Teddy: Survival instincts are defense mechanisms.


The film ends with the main character being proven crazy. I refused to believe it. Y'all are trying to put a good man down and I mean, it is America. The conspiracy theories are half true. A Reddit wormhole reminded me however of Chuck struggling to remove his gun holster in the opening scenes. A real marshal would never. Maybe another time I will write about how amazing detailing can be, how they can help speak the unspeakable, write the story, how they can even be the story. But fuckkkkkk! Teddy is really Andrew Laeddis? Are you telling me that I can actually be crazy and believe that I am not? Yes, yes, that is what being crazy means but...
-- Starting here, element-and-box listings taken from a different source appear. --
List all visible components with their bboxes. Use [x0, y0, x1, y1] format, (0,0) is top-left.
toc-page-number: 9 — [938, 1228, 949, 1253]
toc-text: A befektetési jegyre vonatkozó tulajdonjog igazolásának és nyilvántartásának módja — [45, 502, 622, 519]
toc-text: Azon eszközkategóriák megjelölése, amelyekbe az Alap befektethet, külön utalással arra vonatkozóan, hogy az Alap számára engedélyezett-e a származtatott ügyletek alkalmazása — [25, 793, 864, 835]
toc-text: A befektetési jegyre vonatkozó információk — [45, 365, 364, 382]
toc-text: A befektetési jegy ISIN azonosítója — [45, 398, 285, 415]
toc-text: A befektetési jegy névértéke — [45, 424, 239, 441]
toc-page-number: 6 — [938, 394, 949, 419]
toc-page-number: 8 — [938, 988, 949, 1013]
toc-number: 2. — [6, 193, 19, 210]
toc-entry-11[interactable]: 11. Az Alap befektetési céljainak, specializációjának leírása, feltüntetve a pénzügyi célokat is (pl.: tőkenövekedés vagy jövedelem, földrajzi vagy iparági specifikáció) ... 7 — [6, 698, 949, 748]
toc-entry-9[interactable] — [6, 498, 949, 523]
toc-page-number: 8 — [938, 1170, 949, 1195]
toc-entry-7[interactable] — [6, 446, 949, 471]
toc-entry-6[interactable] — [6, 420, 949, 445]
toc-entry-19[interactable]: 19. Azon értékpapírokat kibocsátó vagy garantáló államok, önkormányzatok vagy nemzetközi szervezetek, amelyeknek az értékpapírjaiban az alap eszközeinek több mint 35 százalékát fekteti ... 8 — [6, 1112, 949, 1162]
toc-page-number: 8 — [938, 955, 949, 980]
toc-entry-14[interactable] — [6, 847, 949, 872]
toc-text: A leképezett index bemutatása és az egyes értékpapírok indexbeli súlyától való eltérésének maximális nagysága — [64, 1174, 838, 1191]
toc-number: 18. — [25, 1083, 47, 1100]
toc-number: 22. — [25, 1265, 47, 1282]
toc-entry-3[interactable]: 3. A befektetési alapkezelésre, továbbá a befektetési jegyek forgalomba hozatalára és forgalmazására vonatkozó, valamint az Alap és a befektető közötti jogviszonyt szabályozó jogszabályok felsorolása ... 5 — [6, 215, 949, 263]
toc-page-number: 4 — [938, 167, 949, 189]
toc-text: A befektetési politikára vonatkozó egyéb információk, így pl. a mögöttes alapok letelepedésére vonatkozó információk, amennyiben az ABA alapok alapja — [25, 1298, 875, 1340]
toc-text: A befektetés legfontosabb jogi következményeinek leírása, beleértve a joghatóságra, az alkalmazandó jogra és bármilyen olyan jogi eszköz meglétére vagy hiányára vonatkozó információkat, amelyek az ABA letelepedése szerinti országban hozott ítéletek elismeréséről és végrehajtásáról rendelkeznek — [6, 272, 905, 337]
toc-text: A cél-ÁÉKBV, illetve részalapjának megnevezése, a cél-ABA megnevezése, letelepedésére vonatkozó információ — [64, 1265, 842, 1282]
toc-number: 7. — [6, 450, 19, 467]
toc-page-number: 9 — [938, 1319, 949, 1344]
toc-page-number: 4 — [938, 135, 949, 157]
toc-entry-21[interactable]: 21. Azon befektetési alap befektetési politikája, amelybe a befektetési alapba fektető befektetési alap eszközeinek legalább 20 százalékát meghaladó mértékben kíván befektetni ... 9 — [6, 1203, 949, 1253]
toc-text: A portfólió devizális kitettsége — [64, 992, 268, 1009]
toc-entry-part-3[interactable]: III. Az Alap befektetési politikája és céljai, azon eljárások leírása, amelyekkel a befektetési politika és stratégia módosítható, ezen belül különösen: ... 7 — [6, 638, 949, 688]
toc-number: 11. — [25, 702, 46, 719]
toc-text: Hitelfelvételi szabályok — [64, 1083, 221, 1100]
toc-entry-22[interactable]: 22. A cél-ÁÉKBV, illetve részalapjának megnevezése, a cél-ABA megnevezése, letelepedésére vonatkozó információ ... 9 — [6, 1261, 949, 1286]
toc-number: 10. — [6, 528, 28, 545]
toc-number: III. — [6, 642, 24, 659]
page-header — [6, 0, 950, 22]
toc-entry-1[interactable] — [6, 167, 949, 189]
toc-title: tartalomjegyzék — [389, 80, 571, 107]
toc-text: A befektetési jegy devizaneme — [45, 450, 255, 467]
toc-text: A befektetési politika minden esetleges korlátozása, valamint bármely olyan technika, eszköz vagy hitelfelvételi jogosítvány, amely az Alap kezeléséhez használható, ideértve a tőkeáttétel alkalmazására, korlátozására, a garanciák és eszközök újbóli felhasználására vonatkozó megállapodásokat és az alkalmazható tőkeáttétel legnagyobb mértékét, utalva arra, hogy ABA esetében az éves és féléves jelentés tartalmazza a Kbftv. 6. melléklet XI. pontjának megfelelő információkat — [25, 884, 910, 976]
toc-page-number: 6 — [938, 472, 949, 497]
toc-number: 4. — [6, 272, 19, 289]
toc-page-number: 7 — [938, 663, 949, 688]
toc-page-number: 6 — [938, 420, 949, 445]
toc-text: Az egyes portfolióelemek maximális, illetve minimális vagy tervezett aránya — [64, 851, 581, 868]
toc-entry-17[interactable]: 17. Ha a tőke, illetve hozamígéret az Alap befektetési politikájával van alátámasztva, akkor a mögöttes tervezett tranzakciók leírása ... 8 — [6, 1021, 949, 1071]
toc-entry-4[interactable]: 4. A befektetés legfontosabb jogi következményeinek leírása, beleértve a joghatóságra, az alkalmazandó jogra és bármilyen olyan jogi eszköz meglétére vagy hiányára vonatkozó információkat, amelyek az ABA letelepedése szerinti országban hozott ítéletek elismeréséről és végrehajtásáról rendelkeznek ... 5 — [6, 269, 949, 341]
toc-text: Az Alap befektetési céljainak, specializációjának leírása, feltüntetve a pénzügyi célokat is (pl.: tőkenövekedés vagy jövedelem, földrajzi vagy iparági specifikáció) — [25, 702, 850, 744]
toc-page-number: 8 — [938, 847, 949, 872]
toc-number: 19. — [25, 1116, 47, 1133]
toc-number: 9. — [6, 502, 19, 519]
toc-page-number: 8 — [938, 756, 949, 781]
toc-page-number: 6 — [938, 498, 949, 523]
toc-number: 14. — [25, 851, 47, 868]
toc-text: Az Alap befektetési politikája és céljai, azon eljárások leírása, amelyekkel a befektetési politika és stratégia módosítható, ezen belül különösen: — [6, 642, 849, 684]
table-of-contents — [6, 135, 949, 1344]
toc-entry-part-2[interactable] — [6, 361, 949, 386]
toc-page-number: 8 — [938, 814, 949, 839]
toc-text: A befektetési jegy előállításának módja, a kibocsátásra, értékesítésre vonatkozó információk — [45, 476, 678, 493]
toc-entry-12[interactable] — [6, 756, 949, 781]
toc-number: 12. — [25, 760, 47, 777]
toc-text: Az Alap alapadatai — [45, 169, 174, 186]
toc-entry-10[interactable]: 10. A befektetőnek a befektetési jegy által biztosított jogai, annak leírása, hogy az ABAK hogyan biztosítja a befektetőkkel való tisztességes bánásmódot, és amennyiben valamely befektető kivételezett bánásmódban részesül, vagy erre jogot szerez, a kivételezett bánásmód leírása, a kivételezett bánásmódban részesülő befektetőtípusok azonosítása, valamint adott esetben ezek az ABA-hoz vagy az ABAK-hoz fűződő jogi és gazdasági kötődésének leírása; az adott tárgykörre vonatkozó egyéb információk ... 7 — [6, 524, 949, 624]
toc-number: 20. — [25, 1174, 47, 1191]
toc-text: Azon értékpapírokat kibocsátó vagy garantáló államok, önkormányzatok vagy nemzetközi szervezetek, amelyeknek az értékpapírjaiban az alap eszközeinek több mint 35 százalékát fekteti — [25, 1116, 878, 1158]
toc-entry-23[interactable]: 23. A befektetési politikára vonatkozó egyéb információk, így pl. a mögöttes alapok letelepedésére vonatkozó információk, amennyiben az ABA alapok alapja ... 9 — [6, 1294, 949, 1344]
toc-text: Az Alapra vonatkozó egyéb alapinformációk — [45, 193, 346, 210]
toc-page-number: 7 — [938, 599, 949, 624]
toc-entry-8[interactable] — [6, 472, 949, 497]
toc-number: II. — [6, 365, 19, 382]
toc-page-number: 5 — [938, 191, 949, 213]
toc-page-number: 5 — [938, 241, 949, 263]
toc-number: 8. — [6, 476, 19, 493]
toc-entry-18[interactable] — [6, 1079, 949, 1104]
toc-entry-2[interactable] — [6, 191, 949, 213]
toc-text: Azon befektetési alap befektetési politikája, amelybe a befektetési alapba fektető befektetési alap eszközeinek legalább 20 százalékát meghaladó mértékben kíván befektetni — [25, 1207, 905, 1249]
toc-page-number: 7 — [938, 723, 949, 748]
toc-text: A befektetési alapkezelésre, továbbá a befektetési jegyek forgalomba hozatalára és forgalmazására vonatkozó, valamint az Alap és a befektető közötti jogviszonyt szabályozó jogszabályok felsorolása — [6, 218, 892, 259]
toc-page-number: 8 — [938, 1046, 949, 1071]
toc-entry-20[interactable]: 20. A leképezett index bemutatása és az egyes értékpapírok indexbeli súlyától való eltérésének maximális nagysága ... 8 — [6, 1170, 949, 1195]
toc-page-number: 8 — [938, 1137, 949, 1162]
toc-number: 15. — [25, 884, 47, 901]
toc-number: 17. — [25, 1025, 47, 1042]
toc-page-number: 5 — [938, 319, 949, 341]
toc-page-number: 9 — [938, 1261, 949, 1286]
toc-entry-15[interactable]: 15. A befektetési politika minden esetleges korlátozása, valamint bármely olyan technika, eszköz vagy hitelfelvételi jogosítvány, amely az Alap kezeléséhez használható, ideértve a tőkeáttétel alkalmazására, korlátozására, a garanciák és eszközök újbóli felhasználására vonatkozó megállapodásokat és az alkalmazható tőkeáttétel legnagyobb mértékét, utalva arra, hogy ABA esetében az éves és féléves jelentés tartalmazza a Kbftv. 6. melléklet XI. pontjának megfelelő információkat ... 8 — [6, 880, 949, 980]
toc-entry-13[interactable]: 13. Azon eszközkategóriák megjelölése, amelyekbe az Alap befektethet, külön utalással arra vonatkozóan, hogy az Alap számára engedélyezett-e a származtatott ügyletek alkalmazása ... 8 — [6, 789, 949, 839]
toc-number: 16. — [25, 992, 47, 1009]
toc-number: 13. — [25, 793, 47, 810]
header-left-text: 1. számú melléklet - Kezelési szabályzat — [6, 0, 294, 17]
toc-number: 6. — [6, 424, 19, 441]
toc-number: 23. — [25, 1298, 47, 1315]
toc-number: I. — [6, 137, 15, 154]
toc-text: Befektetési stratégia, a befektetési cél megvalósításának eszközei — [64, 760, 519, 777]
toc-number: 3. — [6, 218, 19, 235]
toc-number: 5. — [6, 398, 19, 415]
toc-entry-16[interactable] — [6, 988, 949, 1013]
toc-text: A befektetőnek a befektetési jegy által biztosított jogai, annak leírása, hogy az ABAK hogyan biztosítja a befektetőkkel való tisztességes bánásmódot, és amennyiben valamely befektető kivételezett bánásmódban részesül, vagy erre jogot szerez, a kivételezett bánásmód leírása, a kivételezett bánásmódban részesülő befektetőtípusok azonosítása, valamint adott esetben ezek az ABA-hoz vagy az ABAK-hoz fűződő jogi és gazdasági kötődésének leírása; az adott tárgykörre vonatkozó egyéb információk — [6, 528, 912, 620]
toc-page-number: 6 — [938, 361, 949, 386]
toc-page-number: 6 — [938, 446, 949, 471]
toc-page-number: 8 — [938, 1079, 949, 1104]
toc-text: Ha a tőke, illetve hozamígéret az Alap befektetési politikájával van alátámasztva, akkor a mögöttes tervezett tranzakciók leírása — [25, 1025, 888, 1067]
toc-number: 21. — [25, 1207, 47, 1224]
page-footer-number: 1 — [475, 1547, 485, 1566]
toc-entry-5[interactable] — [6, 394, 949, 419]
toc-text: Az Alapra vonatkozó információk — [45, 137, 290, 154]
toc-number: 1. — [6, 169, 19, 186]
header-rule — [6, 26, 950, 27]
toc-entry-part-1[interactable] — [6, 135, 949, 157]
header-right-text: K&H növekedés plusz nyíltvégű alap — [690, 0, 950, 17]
Farewell, psychological thrillers. You are not for me.



3. The world has placed first loves on a pedestal. And maybe rightly so. Especially when it all plays out so grandly and for a long time. It is why I struggled to believe that Kevin could be happy with anyone else that was not Sophie (re NBC's This Is Us.) But after years of shedding a second skin very painfully, after years of thinking it was impossible to do so, and now being so light and unburdened and free for the first time since I was 13, or 14; I know too well the exaggeration of fiction. Life doesn't happen in silos. It is so long. Boring. Monotonous yet so different. Ayé pọ̀. It is plenty. The world is too much with us.


Like in fiction and real life, there is a defining thing that signifies moving on after love ends. It could be big or small. It could be a kiss, an incident, a flash of hindsight, the coming of new love. It could just be time taking its toll and wearing that affection thin, and suddenly there is nothing to hold on to.


Patsy and Cicely share a weighted love. I reread the astonishing book for the third time. The hard thing in writing about a one that got away is proving to the readers that your character is really over that one. Nicole Dennis-Benn does this in many ways and many readers will recognize that the last conversation between the former lovers was closure for Patsy. As a reader, I recognize what is happening at that moment. But as a writer I am blown away by Chapter 44, something that reads like the rootedness of new love:

"PATSY SITS NAKED ON THE EDGE OF CLAUDETTE'S BATHTUB. Claudette, who is also undressed, stands between Patsy's legs, one hand rested on Patsy's bowed head as though in benediction, the other hand holding a razor. They had just showered together after a morning of lovemaking. There in the bathroom, surrounded by the glow of natural light, the two women perform another cleansing ritual, undisturbed by the sounds of the city beneath them. Patsy allows Claudette to shave off the few hairs left on her head. She told Claudette to shave everything - something she would have never considered years before. She had grown tired of the wig. Tired of feeling old with it on her head.


A waft of air grazes Patsy's neck and tickles her with a giddiness she has only experienced when the man at the embassy in Kingston stamped her passport with an American visa. Slowly, Claudette runs her fingers over Patsy's almost bald head. It feels like magic on Patsy's scalp. Patsy's head is nicely shaved like a man's, though the bald look happens to be in style for women nowadays. Very gently, Claudette rests her hand on Patsy's shoulder when she's done. Patsy stares straight at the mirror, feeling as though she's sitting by a window that suddenly has a view."


You might have to read the book to get it, but this chapter is a work of literary brilliance and Nicole Dennis-Benn is a star.



4. A rainbow, today:


I have not seen one in years.

5. Earworms.


If you like EDM and/or chant genres of music, you would like this Afro Electric Fusion album. Watch out for the Osekere, Koma Mosi & Come On Home tracks. They bite.


Also if you (grudgingly) recognize that Olamide is one of the best creatives on this side of the sphere and that he writes really great love songs, you would like Rock.